A large clod of grass hit her skirt as she entered the school gates, and she had a brief vision of boys throwing clods and stones and even an old shoe at one another from two sides of a hedge before a voice split the air with a high-pitched shout.
“Teacher! Leg it!” and a scrum of figures ran away towards the side of the school, keeping their faces averted and their identities undistinguishable in matching boaters and brown blazers.
“Are you all right, miss?” asked a girl in a similar brown jacket, her hair scraped back tight enough to pull the skin from her face. She held a stack of books and a hat in her hands. “I can give you all their names, miss, if you like?”
“Not at this time, but if it happens again, I may be forced to ask,” said Beatrice, frowning to discourage such easy telling of tales. The girl looked crestfallen, so Beatrice softened her gaze, brushed the dirt from her skirt with a glove, and asked, “What is your name?”
“Jane, miss,” said the girl, with enthusiasm. “Those boys are always playing war, throwing things at each other. Then if they hit someone, they call out ‘Got the Hun’ and they run away like they’re all on one side again. Who would want to play such a stupid game, anyway?” From this comment Beatrice understood that the girl would dearly love to be invited.

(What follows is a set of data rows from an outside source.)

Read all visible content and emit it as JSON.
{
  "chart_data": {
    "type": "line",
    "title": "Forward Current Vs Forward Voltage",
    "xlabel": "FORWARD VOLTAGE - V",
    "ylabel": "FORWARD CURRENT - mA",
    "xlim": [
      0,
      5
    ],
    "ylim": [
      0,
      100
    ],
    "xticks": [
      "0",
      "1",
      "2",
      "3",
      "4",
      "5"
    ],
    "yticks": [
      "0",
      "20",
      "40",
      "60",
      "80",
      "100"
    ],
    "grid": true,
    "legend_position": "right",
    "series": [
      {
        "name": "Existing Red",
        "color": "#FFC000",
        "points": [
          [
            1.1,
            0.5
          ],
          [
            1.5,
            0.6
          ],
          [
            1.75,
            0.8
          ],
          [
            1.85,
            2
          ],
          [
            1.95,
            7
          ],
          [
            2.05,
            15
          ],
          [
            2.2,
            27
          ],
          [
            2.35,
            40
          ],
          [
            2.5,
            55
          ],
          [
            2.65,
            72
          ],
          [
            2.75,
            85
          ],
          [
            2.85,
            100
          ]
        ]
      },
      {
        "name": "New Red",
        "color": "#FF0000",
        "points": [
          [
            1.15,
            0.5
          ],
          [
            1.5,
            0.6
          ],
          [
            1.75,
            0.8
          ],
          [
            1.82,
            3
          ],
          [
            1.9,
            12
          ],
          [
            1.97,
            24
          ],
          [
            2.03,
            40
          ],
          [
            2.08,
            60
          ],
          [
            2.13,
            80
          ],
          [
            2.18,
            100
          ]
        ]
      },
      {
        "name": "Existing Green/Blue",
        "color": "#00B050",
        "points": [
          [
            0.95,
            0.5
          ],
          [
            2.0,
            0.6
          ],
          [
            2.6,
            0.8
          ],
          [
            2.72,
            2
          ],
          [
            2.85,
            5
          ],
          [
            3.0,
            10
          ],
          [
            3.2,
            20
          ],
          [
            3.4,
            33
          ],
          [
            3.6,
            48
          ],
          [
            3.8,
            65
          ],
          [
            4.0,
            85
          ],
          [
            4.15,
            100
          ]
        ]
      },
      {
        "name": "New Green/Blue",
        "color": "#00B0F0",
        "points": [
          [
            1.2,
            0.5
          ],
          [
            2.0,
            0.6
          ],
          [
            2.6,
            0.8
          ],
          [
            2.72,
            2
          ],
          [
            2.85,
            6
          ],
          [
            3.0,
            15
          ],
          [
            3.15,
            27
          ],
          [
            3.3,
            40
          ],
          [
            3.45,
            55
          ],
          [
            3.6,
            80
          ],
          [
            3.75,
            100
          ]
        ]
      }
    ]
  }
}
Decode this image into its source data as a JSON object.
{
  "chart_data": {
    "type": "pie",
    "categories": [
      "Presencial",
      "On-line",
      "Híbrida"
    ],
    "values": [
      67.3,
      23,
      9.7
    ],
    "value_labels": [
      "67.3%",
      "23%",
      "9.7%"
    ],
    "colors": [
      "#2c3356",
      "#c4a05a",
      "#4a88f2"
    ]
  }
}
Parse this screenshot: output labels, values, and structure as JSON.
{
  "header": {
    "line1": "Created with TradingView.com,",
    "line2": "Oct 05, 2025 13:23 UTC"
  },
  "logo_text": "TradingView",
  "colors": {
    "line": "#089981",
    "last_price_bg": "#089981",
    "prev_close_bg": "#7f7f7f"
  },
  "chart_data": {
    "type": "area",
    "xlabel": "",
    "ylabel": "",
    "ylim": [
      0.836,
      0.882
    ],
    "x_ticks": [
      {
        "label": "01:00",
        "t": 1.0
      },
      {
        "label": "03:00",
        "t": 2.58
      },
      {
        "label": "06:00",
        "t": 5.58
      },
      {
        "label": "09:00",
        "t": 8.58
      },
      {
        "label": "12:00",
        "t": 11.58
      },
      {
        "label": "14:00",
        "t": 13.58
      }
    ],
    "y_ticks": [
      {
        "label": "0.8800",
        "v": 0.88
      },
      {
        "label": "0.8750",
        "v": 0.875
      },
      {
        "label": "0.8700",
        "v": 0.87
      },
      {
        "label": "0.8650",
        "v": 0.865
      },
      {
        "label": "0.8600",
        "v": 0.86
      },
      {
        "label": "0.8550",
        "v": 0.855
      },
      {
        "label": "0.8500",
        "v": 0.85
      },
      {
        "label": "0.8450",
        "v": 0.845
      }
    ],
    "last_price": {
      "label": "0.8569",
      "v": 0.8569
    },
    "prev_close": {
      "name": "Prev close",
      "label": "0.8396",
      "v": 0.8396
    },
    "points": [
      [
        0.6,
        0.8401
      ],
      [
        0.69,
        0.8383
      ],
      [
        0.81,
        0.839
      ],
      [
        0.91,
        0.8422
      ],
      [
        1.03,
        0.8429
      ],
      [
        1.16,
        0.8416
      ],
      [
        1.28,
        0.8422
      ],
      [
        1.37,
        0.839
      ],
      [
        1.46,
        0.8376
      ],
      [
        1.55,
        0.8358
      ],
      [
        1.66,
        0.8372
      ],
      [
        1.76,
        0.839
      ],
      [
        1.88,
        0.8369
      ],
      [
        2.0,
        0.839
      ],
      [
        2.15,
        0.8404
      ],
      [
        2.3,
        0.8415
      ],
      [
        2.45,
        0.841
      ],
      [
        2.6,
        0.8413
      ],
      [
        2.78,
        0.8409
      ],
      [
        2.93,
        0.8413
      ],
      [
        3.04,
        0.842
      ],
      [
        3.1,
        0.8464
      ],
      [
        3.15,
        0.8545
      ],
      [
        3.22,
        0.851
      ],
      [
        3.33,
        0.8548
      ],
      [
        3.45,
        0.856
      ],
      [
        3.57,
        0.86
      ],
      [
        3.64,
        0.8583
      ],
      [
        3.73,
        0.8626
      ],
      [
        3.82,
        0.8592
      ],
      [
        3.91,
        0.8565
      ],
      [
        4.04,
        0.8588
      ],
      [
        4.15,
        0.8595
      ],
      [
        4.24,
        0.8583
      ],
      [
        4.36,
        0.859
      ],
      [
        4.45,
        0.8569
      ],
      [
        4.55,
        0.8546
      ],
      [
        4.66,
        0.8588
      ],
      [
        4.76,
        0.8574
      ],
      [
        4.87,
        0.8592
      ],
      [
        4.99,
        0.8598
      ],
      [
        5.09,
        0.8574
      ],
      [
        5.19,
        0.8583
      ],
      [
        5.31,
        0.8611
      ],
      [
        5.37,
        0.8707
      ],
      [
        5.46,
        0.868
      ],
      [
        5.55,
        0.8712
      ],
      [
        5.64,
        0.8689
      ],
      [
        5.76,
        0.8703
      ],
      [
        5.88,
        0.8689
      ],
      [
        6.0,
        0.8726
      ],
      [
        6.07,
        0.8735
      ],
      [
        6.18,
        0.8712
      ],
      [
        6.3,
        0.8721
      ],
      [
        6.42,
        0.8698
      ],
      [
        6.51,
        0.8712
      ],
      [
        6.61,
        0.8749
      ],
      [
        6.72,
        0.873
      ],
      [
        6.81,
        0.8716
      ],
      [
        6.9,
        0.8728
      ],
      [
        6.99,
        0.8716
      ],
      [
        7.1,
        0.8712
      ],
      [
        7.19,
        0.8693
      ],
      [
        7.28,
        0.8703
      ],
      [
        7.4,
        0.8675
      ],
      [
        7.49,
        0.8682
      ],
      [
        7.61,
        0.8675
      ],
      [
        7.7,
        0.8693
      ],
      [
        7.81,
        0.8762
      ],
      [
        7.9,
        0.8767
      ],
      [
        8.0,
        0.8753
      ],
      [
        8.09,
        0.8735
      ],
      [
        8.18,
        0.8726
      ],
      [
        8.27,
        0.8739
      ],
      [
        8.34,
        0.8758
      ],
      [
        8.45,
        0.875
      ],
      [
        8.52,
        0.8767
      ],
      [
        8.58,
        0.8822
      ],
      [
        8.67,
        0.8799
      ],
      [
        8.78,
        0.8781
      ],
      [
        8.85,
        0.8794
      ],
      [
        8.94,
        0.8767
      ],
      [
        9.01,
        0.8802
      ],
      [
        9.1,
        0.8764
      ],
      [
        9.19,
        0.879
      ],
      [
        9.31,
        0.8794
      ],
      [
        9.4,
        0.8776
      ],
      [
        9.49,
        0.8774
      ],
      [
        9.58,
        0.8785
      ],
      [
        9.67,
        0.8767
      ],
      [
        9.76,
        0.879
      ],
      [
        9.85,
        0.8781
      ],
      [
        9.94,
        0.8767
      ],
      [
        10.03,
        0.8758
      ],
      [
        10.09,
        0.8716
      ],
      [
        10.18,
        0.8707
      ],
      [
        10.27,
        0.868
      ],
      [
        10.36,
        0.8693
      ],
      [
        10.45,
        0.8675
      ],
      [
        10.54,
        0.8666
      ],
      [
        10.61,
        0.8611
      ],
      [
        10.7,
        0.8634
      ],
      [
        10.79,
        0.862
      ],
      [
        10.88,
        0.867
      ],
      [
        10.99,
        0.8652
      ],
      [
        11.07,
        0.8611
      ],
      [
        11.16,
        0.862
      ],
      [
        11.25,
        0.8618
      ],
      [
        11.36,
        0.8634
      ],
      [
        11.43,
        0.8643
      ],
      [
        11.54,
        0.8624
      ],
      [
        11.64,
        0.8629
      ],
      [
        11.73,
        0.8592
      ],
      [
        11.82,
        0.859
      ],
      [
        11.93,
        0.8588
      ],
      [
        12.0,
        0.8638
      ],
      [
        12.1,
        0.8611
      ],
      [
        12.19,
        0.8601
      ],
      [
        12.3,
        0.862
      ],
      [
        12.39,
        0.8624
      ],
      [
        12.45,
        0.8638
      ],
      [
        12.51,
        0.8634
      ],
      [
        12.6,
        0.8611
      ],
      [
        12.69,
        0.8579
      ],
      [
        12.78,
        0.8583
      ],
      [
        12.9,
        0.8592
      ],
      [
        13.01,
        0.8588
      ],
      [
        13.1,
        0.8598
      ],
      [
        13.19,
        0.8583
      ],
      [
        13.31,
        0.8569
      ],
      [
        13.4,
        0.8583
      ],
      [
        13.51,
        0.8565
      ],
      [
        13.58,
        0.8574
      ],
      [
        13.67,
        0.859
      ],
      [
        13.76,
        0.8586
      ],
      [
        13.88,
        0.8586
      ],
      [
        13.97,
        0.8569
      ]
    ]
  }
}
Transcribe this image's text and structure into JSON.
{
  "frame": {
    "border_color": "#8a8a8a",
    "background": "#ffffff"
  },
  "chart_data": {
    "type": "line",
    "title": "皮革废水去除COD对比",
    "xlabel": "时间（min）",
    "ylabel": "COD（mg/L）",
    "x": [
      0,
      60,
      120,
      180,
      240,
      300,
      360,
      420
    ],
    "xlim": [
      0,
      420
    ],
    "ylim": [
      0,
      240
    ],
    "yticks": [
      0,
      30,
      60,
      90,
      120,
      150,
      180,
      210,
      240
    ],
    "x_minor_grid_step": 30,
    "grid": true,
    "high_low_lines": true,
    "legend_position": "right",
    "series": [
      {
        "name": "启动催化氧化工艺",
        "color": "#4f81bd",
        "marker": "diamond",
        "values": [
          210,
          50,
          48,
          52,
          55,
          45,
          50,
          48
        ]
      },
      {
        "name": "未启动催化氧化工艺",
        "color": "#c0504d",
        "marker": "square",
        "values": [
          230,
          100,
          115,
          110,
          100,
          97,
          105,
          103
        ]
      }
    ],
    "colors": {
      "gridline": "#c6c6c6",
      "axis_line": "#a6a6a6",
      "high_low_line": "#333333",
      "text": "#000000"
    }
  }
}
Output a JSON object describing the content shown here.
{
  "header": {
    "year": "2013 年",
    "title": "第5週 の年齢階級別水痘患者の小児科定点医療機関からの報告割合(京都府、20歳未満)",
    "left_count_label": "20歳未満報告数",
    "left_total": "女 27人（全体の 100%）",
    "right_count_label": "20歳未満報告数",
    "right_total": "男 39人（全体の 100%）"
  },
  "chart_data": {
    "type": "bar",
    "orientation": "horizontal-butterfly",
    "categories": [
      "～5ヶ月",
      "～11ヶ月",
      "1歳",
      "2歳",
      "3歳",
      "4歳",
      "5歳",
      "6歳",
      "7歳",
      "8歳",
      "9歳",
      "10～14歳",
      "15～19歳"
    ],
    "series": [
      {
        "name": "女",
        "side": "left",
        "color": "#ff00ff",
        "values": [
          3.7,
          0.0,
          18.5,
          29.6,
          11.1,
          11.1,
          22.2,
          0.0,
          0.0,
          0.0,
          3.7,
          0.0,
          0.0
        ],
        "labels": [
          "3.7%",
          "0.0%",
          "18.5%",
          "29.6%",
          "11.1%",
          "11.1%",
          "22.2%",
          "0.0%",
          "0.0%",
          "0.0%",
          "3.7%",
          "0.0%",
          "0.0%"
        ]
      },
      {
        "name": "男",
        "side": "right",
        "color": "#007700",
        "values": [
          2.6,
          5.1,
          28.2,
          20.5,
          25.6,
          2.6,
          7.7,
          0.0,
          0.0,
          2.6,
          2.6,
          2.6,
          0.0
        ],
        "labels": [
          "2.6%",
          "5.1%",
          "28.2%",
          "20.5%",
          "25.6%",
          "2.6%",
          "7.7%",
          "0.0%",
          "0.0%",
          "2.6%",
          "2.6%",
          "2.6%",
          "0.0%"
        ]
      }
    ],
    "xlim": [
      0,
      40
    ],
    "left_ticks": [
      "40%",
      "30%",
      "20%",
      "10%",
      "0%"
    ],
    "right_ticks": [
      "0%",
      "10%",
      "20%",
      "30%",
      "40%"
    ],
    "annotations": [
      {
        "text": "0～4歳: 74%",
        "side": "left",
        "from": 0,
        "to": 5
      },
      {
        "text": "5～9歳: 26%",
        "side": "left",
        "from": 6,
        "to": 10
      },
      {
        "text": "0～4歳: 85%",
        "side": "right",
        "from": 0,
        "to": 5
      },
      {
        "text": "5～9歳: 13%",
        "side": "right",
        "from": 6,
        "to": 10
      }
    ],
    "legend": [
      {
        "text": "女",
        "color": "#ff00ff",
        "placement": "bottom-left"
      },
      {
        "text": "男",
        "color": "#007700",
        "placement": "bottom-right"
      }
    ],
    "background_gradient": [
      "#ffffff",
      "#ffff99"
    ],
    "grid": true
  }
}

Two boys carrying long sticks across their bodies came running around the front of the building, pointing and making the sound of rifle shots at each other. Other boys, cantering on imaginary horses with wooden swords aloft, charged them from behind with bloodcurdling screams and oaths.
“Oy! No running in the front court,” said a man’s voice, and Mr. Dimbly, the gymnastics master, came hurrying from the front door.
“Sorry, sir,” called one of the boys, but neither they nor the horsemen slackened their pace one bit as they all disappeared towards the tennis courts.
“Miss Nash, welcome to the second Western Front,” said Mr. Dimbly, his academic gown flying from his shoulders as he strode out to greet her. “Run along, Miss Jane. No pupils through the front door, as you know.”
“Yes, sir,” said Jane, and she hurried off to find the girls’ side entrance, shoulders hunched as if under expectation of further humiliations to come.
“Hard to keep the girls in their own area before and after school,” said Mr. Dimbly. “Wouldn’t do to have some girl pushed down but can’t keep these boys from their war games, these days. All the excitement in the air—makes them more boisterous than usual.”
“You sound as if you almost approve, Mr. Dimbly?” said Beatrice.
“Boys who think they’re soldiers try that much harder in the gymnasium,” he said. “Of course it makes it dashed hard for ’em to keep quiet in the Latin classroom, but that’s not my problem anymore, is it?” He smiled in a way that took any suggestion of malice from his words.
“I shall have to hope Latin comes before gymnastics in the school day,” said Beatrice.